God Hates Fred Phelps
The father of a Marine killed in Iraq won a damage suit against funeral protester Fred Phelps. Albert Snyder won on every count of his complaint against members of the Westboro Baptist Church, as well as $2.9 million for compensatory damages and $8 million for punitive damages.
The jury's announcement 24 hours after deliberations first began was met with tears and hugs from the family and supporters of Lance Cpl. Matthew Snyder, whose March 2006 funeral was protested by members of the Westboro Baptist Church with signs including "Thank God for dead soldiers."
But some critics warned the judgement against Phelps, while emotionally satisfying, dealt a blow against the Freedom of Speech.

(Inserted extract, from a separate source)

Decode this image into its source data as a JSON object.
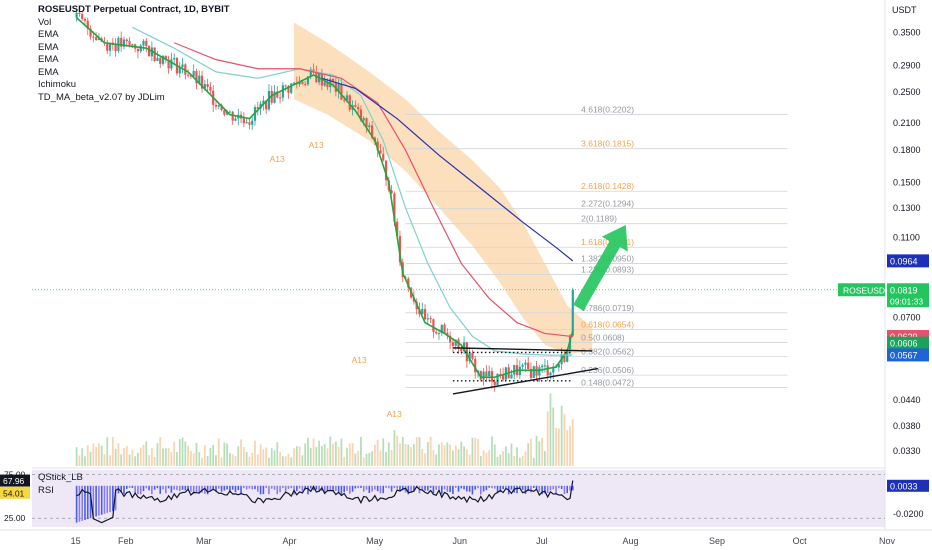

The courtroom fight came down to whether Westboro had a legal right to demonstrate at the March 2006 funeral of Lance Cpl. Matthew Snyder or whether the protesters crossed the line because their message impugned the grieving family's reputation and unlawfully invaded the Snyders' privacy.

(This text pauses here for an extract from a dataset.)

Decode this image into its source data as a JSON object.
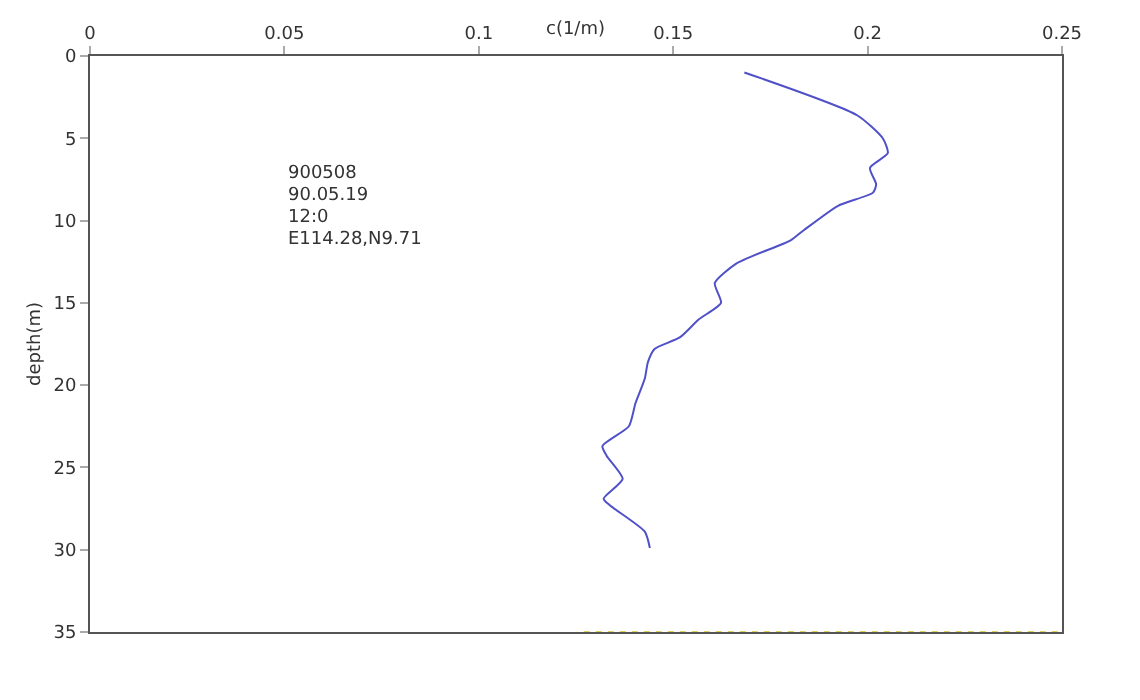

It is always possible to construct contradictions between the claims of two competing rights. In this case it is between the rights to speech and privacy. Between Phelp's right to express his views and that of a father to grieve in piece. Society often rebalances the competing claims depending on the requirements of the time. Twenty two states enacted laws to prevent such disgusting displays without complete success, setting the stage for the court confrontation. Phelps should have seen it coming.